Volgens de legende is Lissabon gesticht door de Griekse held Odysseus tijdens zijn lange tocht naar huis, de Odyssee. Rond 1200 v.Chr. ontstond er een Fenicische handelspost. Rond 200 v.Chr. werd de stad veroverd door de Romeinen. Toen het Romeinse Rijk uiteenviel, viel de stad in handen van volkeren uit het noorden en raakte ze in verval. Onder de Moren, die rond 711 het Iberische schiereiland binnenvielen, bloeide de stad weer op en werd ze weer een belangrijk handelscentrum.
Afonso Henriques, die zich in 1139 tot eerste koning van Portugal had uitgeroepen, veroverde Lissabon in 1147 met hulp van onder meer de kruisvaarder Gilbert of Hastings. Afonso liet hierna een bestaand fort op een heuvel ombouwen tot koninklijk paleis. Het Castelo de São Jorge vervulde deze rol tot begin 16e eeuw. De stad ontwikkelde zich sterk, zowel economisch als cultureel; in 1290 werd bijvoorbeeld de Universiteit van Lissabon gesticht. Met Vasco da Gama's ontdekking van de zeeweg naar Indië, rond 1500, begon de Portugese Gouden Eeuw.

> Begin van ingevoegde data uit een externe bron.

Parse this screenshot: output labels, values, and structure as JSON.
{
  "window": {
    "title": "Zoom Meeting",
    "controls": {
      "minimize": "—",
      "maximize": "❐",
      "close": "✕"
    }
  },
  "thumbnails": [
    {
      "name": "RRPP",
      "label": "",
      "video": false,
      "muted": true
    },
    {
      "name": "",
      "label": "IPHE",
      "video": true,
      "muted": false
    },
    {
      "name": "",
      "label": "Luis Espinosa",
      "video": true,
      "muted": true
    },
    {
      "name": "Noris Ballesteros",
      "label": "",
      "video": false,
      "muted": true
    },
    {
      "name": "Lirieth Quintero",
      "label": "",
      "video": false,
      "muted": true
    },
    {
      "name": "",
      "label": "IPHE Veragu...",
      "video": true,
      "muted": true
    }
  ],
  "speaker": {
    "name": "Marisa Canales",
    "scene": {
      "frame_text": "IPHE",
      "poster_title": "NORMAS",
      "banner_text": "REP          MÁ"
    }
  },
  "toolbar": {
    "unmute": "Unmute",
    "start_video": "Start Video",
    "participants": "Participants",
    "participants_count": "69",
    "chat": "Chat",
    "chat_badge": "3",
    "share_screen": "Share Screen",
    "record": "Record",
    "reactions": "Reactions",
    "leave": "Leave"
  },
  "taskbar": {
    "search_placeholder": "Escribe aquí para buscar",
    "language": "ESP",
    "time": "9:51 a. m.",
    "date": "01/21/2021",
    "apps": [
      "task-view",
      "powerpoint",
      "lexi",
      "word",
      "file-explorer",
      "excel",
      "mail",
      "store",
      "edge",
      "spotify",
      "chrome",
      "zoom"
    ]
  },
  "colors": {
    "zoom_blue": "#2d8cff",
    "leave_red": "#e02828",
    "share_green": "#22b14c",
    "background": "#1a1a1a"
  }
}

Op 1 november 1755 werd de stad getroffen door een zware aardbeving. De vele doden, 15.000 volgens sommige bronnen, vielen niet alleen door instortingen, maar ook door branden en hoge golven uit de rivier. Onder de pragmatische premier, de latere markies van Pombal, werd aan de wederopbouw begonnen. Zijn invloed is terug te zien in het strakke stratenplan van het zuiden van de wijk Baixa. Ook de 20e eeuwse dictator António de Oliveira Salazar moderniseerde de stad. In 1998 huisvestte Lissabon de Expo.